Standardization of AI Outputs: The legal community could develop standards (like authoring guidelines) for how AI should phrase legal advice or what disclaimers to attach. This might include clearly stating when an answer or document was machine-generated and suggesting verification with a human lawyer.

Our goal should not be to ban AI (that would ignore its undeniable benefits for efficiency and analysis of large data), but to integrate it in ways that respect justice (in this given legal-AI context). For instance, AI can expedite document review, spot drafting inconsistencies, and democratise law, but only with the right human-element checks.

Relying on opaque chatbots without safeguards breaks trust. Citizen-centric policy demands that ordinary people can trust legal processes.

Our society demands that legal information be grounded in fact, principle, and accountability.

Conclusion

AI chatbots illustrate both the promise and peril of new technologies in law. Tools like ChatGPT have sparked creativity, enabling lawyers to draft faster and helping laypersons to explore legal queries. The administration of justice is not a simple text-completion task. Current LLMs excel at generating plausible-sounding language, but that is no substitute for knowing the law. Plausibility can be dangerously misleading, when lives and liberties are at stake. Our society demands that legal information be grounded in fact, principle, and accountability.

As noted in the previous piece and above, AI chatbots fall short: from fundamental pattern-matching limits and gaps in data and bias, to the erosion of professional skills and conflicts with ethical and constitutional norms. 

A sober, multidisciplinary approach is needed. Policy-makers must tailor AI regulations to the law’s special needs. Bar associations must update professional rules, and technologists must build systems with explicit guardrails and audit capabilities.

For citizens, the message is caution and engagement. Those seeking legal help should cross-check any advice. We must seek to center people in this transition and ensure AI serves the public good.

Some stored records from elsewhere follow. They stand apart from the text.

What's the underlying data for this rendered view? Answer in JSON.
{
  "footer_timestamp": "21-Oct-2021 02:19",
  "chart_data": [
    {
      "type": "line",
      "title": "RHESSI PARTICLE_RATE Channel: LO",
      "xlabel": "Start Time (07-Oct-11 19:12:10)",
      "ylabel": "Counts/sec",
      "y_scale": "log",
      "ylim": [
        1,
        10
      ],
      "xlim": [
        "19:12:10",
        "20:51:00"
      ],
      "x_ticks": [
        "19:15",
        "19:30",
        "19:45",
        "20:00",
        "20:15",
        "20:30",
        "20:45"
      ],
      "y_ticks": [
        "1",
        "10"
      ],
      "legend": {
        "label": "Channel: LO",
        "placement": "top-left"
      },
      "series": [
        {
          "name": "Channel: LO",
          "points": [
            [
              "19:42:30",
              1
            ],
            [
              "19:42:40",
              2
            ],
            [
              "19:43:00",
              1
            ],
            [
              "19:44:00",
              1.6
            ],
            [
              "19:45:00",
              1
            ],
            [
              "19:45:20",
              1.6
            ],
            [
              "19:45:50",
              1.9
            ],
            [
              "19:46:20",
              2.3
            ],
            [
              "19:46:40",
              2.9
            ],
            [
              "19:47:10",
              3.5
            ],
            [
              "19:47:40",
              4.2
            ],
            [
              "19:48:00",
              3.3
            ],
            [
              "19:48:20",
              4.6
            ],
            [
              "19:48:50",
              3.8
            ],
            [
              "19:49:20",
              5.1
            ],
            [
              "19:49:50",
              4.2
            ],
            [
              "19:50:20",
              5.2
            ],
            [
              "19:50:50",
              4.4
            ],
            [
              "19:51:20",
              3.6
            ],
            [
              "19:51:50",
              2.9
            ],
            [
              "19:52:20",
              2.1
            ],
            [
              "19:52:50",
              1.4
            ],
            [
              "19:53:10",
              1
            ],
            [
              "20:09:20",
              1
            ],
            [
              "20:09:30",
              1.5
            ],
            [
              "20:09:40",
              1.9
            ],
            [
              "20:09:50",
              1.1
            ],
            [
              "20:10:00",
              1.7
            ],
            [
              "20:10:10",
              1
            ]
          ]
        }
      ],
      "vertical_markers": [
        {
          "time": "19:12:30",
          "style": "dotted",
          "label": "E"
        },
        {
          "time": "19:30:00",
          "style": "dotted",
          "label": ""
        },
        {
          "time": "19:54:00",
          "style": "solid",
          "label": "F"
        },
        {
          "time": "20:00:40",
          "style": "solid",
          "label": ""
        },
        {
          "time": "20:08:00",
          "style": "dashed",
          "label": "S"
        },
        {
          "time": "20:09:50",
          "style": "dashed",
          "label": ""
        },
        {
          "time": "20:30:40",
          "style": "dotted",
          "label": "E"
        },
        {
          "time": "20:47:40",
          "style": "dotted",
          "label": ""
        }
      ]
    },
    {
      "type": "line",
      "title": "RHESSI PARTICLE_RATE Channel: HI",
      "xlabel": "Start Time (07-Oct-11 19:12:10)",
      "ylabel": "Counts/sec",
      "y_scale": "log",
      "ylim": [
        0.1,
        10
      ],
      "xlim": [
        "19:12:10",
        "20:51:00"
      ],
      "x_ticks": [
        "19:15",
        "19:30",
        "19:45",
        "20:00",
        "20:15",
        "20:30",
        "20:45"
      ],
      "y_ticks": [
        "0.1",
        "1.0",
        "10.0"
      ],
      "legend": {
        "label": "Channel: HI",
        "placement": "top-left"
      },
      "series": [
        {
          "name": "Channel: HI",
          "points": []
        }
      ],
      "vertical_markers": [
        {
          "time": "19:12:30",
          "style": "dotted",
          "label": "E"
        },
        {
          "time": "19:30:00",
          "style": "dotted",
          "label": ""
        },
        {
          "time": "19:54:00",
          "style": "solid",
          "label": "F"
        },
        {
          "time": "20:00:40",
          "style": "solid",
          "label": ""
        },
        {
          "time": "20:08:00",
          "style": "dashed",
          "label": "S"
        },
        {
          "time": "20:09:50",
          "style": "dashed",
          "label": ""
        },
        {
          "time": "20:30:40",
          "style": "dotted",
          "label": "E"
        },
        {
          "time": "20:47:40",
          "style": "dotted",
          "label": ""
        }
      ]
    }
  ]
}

Looking forward, research and policy should focus on dealing with and minimising these gaps. For instance, developing explainable AI in legal contexts would align technology with due process. We need publicly owned legal AI models (trained on open legal text). Reform ideas might also include an “AI Ombudsman” within legal institutions to monitor use. AI’s role in law must remain subsidiary: augmenting lawyers’ work, not automating justice.